J’ai pris un personnage qui rentre dans tous les codes de la société moderne. Elle s’exprime bien en français, elle a fait des études de droit, mais elle est sans-papier. C’est le parcours de cette jeune fille en occident, mais qui peut être représentée un partout dans le monde. Toute personne qui se retrouve dans un pays qui n’est pas le sien pourra faire la comparaison des réalités qu’elle vit.

. As-tu déjà présenté cette pièce en France ?
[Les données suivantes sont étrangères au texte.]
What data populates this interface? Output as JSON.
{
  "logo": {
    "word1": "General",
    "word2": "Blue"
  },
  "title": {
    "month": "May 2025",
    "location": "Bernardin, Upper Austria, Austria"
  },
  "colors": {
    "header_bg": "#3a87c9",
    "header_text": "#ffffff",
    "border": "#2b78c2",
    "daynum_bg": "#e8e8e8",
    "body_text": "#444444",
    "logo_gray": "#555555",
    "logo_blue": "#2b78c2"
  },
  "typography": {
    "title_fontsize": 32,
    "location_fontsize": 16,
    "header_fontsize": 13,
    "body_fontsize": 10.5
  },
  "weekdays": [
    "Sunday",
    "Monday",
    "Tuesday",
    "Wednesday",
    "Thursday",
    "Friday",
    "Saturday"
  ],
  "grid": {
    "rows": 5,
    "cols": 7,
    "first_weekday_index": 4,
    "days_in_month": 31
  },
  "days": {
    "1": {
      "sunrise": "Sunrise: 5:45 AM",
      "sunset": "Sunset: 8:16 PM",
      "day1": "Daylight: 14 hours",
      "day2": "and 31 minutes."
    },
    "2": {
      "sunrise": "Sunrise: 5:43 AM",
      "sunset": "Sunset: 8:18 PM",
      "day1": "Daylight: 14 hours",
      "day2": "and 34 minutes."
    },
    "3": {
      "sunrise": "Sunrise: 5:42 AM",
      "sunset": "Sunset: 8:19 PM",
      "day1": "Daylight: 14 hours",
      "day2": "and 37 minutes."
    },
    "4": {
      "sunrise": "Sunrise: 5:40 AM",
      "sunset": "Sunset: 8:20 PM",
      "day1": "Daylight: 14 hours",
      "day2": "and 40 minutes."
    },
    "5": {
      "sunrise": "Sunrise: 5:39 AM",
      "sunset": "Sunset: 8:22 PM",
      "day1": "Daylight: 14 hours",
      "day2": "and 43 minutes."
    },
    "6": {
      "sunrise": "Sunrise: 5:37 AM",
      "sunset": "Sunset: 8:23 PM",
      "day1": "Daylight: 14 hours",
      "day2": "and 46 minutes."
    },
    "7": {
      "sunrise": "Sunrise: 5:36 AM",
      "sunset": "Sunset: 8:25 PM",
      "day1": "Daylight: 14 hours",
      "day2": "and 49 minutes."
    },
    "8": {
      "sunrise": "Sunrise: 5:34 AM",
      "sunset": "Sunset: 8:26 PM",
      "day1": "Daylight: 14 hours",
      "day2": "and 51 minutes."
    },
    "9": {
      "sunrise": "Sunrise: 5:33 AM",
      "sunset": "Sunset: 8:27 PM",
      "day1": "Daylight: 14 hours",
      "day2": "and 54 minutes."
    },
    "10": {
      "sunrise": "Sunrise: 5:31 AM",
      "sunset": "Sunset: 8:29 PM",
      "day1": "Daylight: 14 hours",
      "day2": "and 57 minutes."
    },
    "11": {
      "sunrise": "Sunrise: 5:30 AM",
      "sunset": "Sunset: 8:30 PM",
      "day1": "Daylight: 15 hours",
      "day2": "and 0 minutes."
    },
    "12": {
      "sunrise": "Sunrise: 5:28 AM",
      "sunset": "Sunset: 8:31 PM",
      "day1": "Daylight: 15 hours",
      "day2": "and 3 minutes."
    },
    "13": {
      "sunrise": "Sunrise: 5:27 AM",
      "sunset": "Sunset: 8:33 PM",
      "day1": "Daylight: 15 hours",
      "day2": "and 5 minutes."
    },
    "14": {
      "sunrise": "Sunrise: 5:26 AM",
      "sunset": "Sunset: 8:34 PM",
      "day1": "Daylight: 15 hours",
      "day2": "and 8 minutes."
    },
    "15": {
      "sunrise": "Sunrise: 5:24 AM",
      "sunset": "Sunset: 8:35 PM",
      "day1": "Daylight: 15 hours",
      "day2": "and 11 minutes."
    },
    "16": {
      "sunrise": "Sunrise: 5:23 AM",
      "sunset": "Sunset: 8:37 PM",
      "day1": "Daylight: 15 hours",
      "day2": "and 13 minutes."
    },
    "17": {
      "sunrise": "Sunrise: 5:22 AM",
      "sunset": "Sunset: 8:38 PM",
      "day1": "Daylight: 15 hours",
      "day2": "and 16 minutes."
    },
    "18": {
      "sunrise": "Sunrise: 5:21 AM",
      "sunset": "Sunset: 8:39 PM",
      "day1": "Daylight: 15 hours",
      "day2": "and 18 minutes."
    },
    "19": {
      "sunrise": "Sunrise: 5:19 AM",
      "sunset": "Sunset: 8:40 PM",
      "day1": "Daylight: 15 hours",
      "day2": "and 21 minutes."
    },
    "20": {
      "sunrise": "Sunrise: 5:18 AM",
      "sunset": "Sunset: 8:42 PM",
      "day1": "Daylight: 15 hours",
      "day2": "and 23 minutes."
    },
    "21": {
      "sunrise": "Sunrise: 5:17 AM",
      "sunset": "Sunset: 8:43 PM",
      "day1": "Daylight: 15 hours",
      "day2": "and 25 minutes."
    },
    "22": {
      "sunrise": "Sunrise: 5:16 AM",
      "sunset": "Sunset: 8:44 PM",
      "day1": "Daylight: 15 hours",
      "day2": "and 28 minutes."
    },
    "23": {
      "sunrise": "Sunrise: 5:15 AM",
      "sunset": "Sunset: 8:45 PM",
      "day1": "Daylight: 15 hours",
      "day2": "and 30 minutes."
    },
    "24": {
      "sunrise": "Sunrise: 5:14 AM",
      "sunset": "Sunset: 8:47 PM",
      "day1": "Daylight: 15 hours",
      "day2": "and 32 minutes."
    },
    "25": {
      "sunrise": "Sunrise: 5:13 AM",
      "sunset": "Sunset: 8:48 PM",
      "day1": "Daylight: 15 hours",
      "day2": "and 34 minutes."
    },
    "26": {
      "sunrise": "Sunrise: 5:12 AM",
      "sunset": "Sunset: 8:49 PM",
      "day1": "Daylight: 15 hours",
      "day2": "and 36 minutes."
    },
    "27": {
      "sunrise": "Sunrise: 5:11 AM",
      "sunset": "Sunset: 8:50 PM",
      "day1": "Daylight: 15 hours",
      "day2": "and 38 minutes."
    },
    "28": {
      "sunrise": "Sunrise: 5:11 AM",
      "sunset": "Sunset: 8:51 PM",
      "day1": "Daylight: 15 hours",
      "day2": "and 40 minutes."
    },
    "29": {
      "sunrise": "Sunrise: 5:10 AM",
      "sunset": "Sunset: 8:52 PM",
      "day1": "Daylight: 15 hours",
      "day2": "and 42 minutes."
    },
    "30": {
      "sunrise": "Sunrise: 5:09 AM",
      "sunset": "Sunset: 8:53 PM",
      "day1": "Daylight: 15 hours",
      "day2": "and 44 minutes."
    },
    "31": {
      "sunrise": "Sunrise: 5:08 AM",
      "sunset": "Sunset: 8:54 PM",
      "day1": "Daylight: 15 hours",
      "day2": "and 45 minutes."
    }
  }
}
– Oui, bien-sûr ! Elle tourne beaucoup en France, en Suisse en Belgique. Bientôt en Grèce. C’est la toute première fois qu’elle sera présentée en Afrique, principalement en Côte d’Ivoire.

. Quelles ont été les réactions des occidentaux qui ont regardé cette pièce ?

– Etant d’origine ivoirienne, je fais l’apologie de la Côte d’Ivoire pendant mes spectacles. Et la plupart des spectateurs occidentaux me disent que je leur donne l’envie de découvrir la Côte d’Ivoire. Cela me fait énormément plaisir parce que je me dis qu’en parlant d’un sujet sérieux, j’arrive à faire la publicité de mon pays d’origine, à inciter les gens à venir le visiter, c’est doublement un pari gagné.

. Penses-tu que ton message permet aux occidentaux d’avoir un autre regard sur les migrants ou les sans-papiers ?

– Oui, bien évidemment. Dans mon spectacle, à un moment donné, je parle de la file d’attente des demandeurs, des sans-papiers, à la préfecture de Paris. Et, une fois, à la fin de mon spectacle, un riche couple français m’a fait la confidence d’avoir su les raisons de cette file d’attente de beaucoup de Noirs devant la préfecture tous les vendredis lorsqu’ils vont au marché. Et, dorénavant, ils leur feront des dons au passage.

. As-tu écrit la pièce ‘’Origine non-contrôlée’’, pour dissuader les éventuels aventuriers ?

– Non, pas du tout. Mon spectacle n’est pas moralisateur. Mon spectacle est là pour informer, pour que chacun prenne ce qu’il peut prendre. La vie en occident n’est pas forcément rose. Après, chacun est libre de faire ce qu’il veut. Moi, je relate les faits réels de nos compatriotes en occident. Maintenant, à la fin du spectacle, chacun tire la conclusion qui lui sied.

. Qui est cette jeune fille dans ce spectacle ?

– Justement, elle n’a pas de nom. C’est fait à dessein, pour ne pas cataloguer le personnage. Afin que chaque personne puisse s’identifier en elle. Cette jeune fille ne se sent pas concernée par les frontières, c’est une citoyenne du monde.

. Comment te sens-tu à quelques jours de ton premier One Woman show à Abidjan ?

– C’est la première fois que je joue dans mon pays. C’est premier show, seule en scène. Je vous avoue que je suis excitée. J’espère que je serai bien accueillie par mes paires. C’est mon baptême du feu. J’ai besoin de la bénédiction des Ivoiriens pour que le spectacle puisse grandir à l’extérieur.

Le spectacle est gratuit, venez massivement me découvrir ! Je joue l’intégralité de mon spectacle le 8 mars à la salle Yelam’s, ex-cinéma Rio à Treichville où Dj Arafat a fait son dernier concert. Ensuite, le 13 mars, à la salle Kodjo Ebouclé du Palais de la culture, je serai sur scène avec un plateau d’humoristes.